Due to modern medicine and longer life expectancies, people are facing a double challenge that’s increasingly common.
Due to modern medicine and longer life expectancies, people are facing the double challenge of saving for their own retirement while simultaneously becoming caretakers for their aging parents. This can be a stressful position for adult children, especially when you’re unaware of your parents’ financial situation and final wishes.
To help your parents and ease your own worry, start the conversation now about estate and healthcare planning. While these conversations can be difficult, they are imperative and may reduce the stress and unforeseen costs caused when a loved one becomes ill or unexpectedly passes away. The following guidelines and information may help you initiate and guide this difficult discussion.
1. Choose the right time and place. Starting the estate planning conversation just after finishing Thanksgiving turkey may not be a good idea. Give your parents advanced notice that you would like to talk about these issues and allow them time to prepare for the conversation. Offer to meet them alone or with your siblings. Also, choose a setting that is comfortable, such as a home or familiar restaurant. If appropriate, you may want to meet with your parents and a financial planning professional.
2. Know what to ask. Remember, there is information that you need and other information that you want. You need to know if your parents want life-saving measures in the case of a medical emergency, but you don’t necessarily need to know how your mother is dividing her heirloom jewelry. Start with questions about topics that affect both of your parents and you. Be prepared to explain the specifics of what is needed. For example, is there a plan if one or both of your parents become incapacitated? Do they have a directive that gives someone the authority to act on their behalf? What are their wishes, if any, for funeral arrangements? Do your parents have an attorney to ensure that the proper documents are in place?
3. Understand your estate planning needs. There are many different types of estate planning documents that can be useful for families, but the three most important are: a Durable Power of Attorney, a Health Care Directive or Living Will and a Last Will and Testament.
- Durable Power of Attorney—This document appoints an individual to act on another’s behalf and can be “springing,” which means it only goes into effect when the owner becomes incapacitated.
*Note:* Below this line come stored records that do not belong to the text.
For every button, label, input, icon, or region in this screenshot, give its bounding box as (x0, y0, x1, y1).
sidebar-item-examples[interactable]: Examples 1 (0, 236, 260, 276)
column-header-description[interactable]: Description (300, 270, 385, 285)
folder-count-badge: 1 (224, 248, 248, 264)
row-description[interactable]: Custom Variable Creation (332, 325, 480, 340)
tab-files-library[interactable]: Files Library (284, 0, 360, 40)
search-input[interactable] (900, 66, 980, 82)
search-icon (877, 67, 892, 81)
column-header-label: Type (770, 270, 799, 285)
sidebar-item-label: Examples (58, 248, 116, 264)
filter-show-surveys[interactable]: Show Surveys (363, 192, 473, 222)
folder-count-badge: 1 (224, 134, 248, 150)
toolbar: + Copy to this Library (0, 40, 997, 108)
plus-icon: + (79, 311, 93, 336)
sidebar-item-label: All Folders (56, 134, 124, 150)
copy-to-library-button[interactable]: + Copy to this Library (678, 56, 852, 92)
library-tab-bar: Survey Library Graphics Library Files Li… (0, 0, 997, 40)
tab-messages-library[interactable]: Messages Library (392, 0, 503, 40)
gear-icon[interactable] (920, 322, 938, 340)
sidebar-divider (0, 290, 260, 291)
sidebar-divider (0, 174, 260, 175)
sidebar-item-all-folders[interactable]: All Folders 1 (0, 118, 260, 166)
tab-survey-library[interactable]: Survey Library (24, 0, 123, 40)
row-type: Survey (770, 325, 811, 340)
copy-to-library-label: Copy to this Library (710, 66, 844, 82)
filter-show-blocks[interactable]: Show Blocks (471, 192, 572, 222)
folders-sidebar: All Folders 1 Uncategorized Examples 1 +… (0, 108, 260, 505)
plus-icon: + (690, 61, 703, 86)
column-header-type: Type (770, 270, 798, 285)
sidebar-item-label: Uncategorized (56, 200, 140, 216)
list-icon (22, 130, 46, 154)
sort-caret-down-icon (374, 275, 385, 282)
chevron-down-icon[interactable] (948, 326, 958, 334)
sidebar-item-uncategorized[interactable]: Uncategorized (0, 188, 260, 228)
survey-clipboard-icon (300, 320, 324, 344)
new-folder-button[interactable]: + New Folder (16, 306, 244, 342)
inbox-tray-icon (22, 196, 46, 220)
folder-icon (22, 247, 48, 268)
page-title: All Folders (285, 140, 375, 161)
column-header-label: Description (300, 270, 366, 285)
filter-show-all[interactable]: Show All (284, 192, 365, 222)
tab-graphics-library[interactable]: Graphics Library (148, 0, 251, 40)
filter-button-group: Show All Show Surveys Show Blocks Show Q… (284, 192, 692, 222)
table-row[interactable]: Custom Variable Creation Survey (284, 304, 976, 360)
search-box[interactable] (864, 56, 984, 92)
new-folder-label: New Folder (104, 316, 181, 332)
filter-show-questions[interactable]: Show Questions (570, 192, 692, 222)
Most attorneys and financial planners recommend you have separate powers of attorney for financial decisions and healthcare issues. The healthcare power of attorney will give a person or persons the ability to make healthcare decisions on another’s behalf.
- Health Care Directive or Living Will—This document gives medical professionals and others guidance as to the types of life-prolonging medical treatment a person may elect or deny and is critical if he or she has specific wishes.
- Last Will and Testament—This document names one or more persons to manage the estate and directs the distribution of the property after an individual passes away. It is helpful that these people know their role well in advance. Also, you may want to make sure that these individuals can still meet the desires of your parents even if needed 20 years from now.
Once these basic documents are in place (with periodic reviews scheduled to ensure they are up to date and still meet your parents’ wishes), you are off to a great start with the estate planning process, and hopefully, the weight has started to lift for both of you. However, if you are met with resistance or tension when it comes to these plans, you may want to stop the conversation and arrange a time to meet with a professional. If your parents have not done any planning, don’t try to solve the problem over lunch. Encourage and offer to schedule an appointment with an attorney or financial planner to work through this important process.